NavList:

Antoine C, you wrote:
"would a typo not explain..."

Yes, thanks. April 30, not April 29. Of course I have made a common celestial navigation mistake here, and it's one that I regularly warn my students about! The local date was April 29, but switching into the early hours of UT, I forgot to advance the date (and this was in my paper notes, too, so I can't say it was "just a typo"). My mistake does also narrow the possible longitudes, right? I previously said that the observer was in the western hemisphere, and that was the only clue. This knocks out a further fraction of the western hemisphere, before we even simulate the astronomical circumstances.

I mentioned the issue of error in the fix. Each "lunar distance", observed at known UT, places us on a cone of position. The apex of the cone is at the center of the Moon. If we observe two stars, the cones have the same apex at the Moon's center, and they intersect along a ray (formally infinite in length) emanating from there. The spot where that ray intersects the Earth is our fix. 

Looking at just one cone of position, its "opening angle" is equal to the measured lunar distance. The cone opens wider by one minute of arc if our observation changes by one minute of arc. But down here on terra firma we don't care about some giant cone in three-dimensional space. We only need that small portion that is near us, and that small portion is nearly a flat plane, The observation places us on a plane, and the uncertainty in the observation shifts that plane towards/away from the Moon's center. If the Moon is high in the sky, a shift in the measured distance by 0.1' of arc (at the Moon's center) does not correspond to a position error of 0.1 nautical mile, as it would on the Earth. Instead our surface is sixty times beyond the Earth's radius (Radius of Earth about 3438 n.m., distance Moon-Earth about 206,000 n.m. *), so an error of 0.1' shifts the "plane of position" by 6 nautical miles. Direction has minimal impact when the Moon is near the zenith.

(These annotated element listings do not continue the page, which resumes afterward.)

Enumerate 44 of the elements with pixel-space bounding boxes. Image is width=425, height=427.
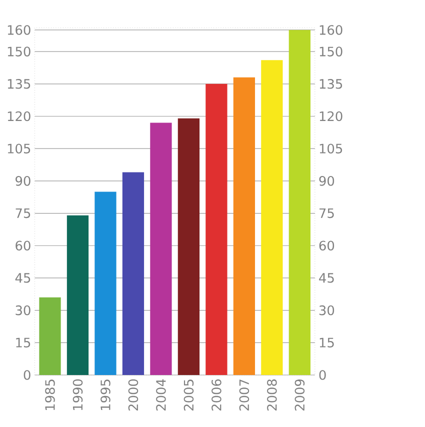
bar <box>206 84 228 375</box>
x-tick-label: 2000 <box>128 379 138 411</box>
y2-tick-label: 135 <box>320 79 342 89</box>
x-tick-label: 2007 <box>239 380 250 411</box>
y2-tick-label: 0 <box>319 370 326 380</box>
y-tick-label: 90 <box>16 176 30 186</box>
x-tick-label: 2004 <box>156 379 166 411</box>
bar <box>150 122 172 375</box>
y-tick-label: 75 <box>16 208 30 218</box>
bar <box>94 192 116 375</box>
bar <box>233 77 256 375</box>
y2-tick-label: 120 <box>320 111 342 122</box>
y-tick-label: 160 <box>8 25 30 35</box>
x-tick-label: 2006 <box>212 379 222 411</box>
y2-tick-label: 160 <box>320 25 342 35</box>
y2-tick-label: 30 <box>319 305 334 316</box>
y-tick-label: 135 <box>8 79 30 89</box>
y2-tick-label: 90 <box>319 176 334 186</box>
y-tick-label: 15 <box>16 338 30 348</box>
x-tick-label: 2009 <box>294 379 305 411</box>
x-tick-label: 2008 <box>267 379 277 411</box>
bar <box>66 215 89 375</box>
y2-tick-label: 60 <box>319 240 334 251</box>
y-tick-label: 60 <box>16 240 30 251</box>
y-tick-label: 105 <box>8 144 30 154</box>
y-tick-label: 150 <box>8 46 30 56</box>
x-tick-label: 1985 <box>45 380 55 410</box>
bar <box>39 297 61 375</box>
y2-tick-label: 150 <box>320 46 342 56</box>
y2-tick-label: 45 <box>319 273 334 283</box>
y-tick-label: 45 <box>15 273 30 283</box>
bar <box>288 30 310 375</box>
y2-tick-label: 15 <box>320 338 334 348</box>
y2-tick-label: 105 <box>320 144 342 154</box>
bar <box>178 118 200 375</box>
bar <box>261 60 283 375</box>
bar <box>122 172 144 375</box>
y-tick-label: 0 <box>24 370 30 380</box>
x-tick-label: 2005 <box>184 380 194 411</box>
x-tick-label: 1990 <box>72 379 83 410</box>
y2-tick-label: 75 <box>320 208 334 218</box>
y-tick-label: 120 <box>8 111 30 122</box>
y-tick-label: 30 <box>16 305 30 316</box>
x-tick-label: 1995 <box>100 380 110 410</box>
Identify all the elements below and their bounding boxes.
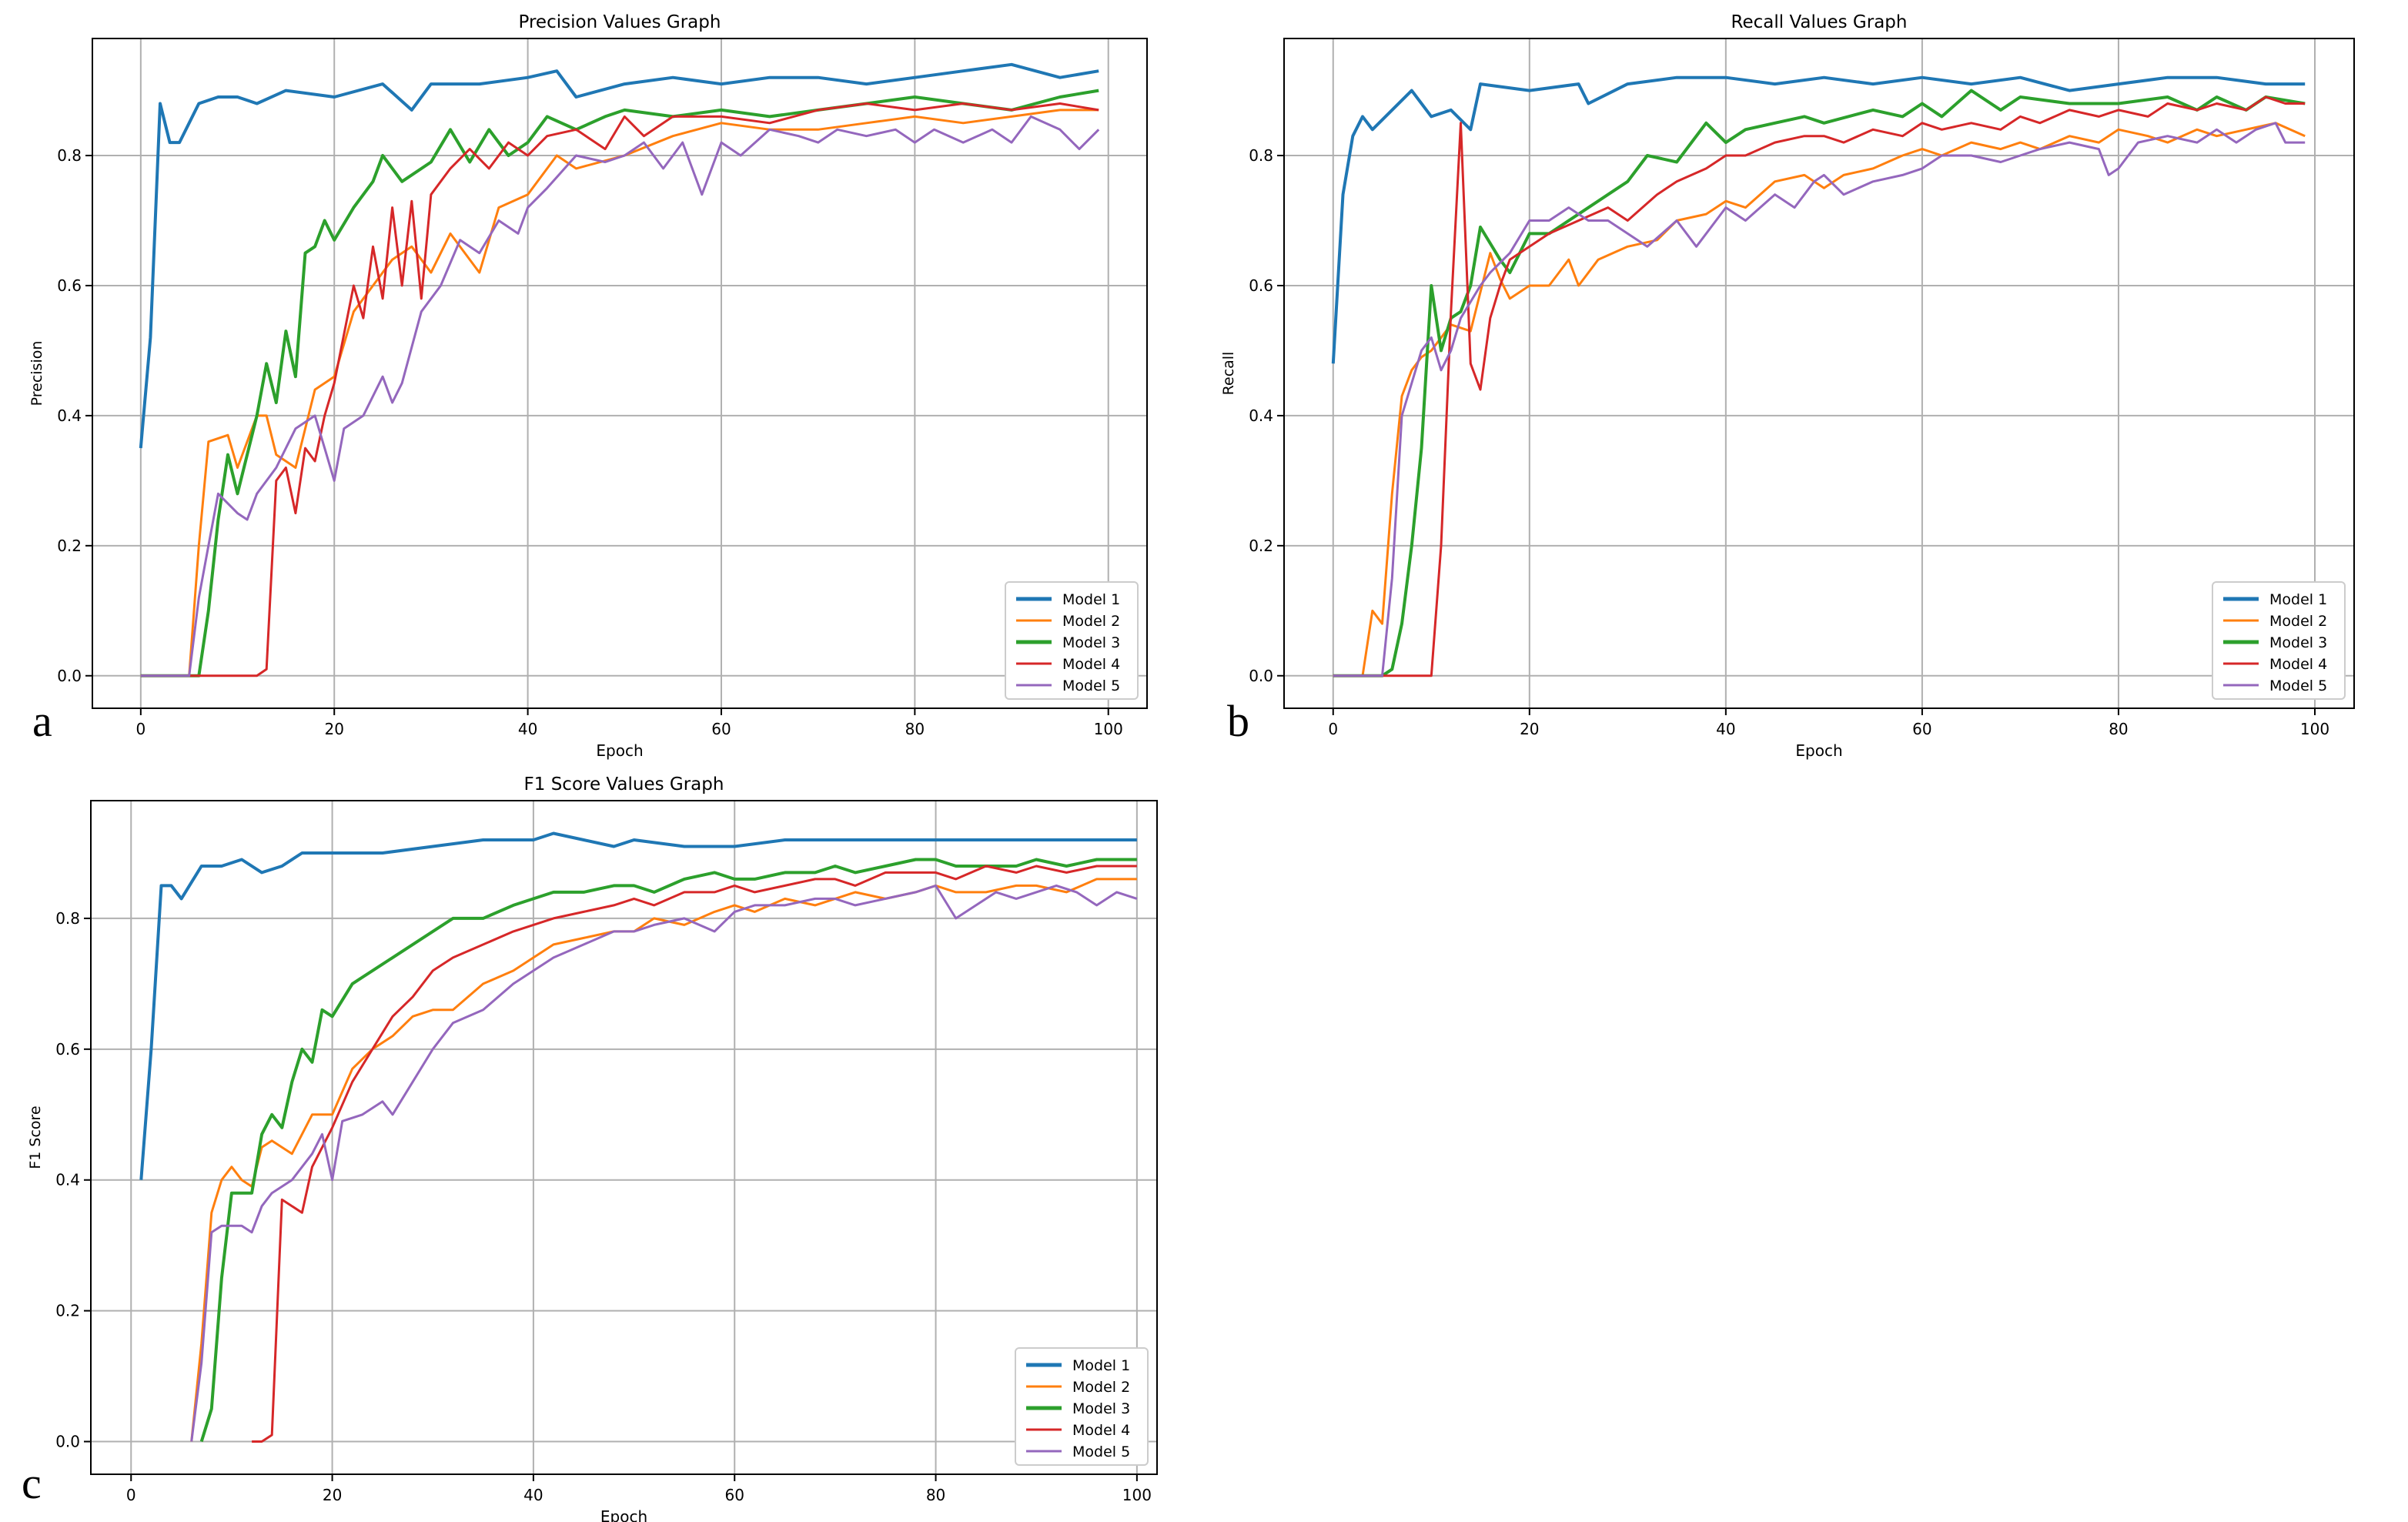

Suppose the Moon is low in the sky, as it is in this scenario, The portion of the cone of position that I am referring to as a plane of position can now cut the Earth's surface at various angles. Make a little vector from the Moon's center toward the star being observed. The plane is perpendicular to that. If our star is aligned above or below the Moon, then the plane reaches the Earth's surface low and flat, almost parallel with the ground. Thus a small change in its angular position produces a big shift in the intersection with the ground, considerably worse than when the Moon was near the zenith. Meanwhile if our star is aligned left or right of the Moon, then a shift of 0.1' once again shifts the intersection by about 6 n.m.

Frank Reed

* The mean radius (meaning of "mean" left open)  of the Earth in nautical miles is, more or less by definition, identical to the number of minutes of arc in a unit angle (one radian): 3438 = 180·60/pi. And the approximate distance to the Moon in nautical miles is, just by chance, equal to the number of seconds of arc in a unit angle: 206265 = 180·3600/pi. A simple corollary: physical sizes at/on the Moon (of mountains, craters, moonbases, etc.) measured in nautical miles are very nearly identical to seconds of arc as seen by observers here on Earth.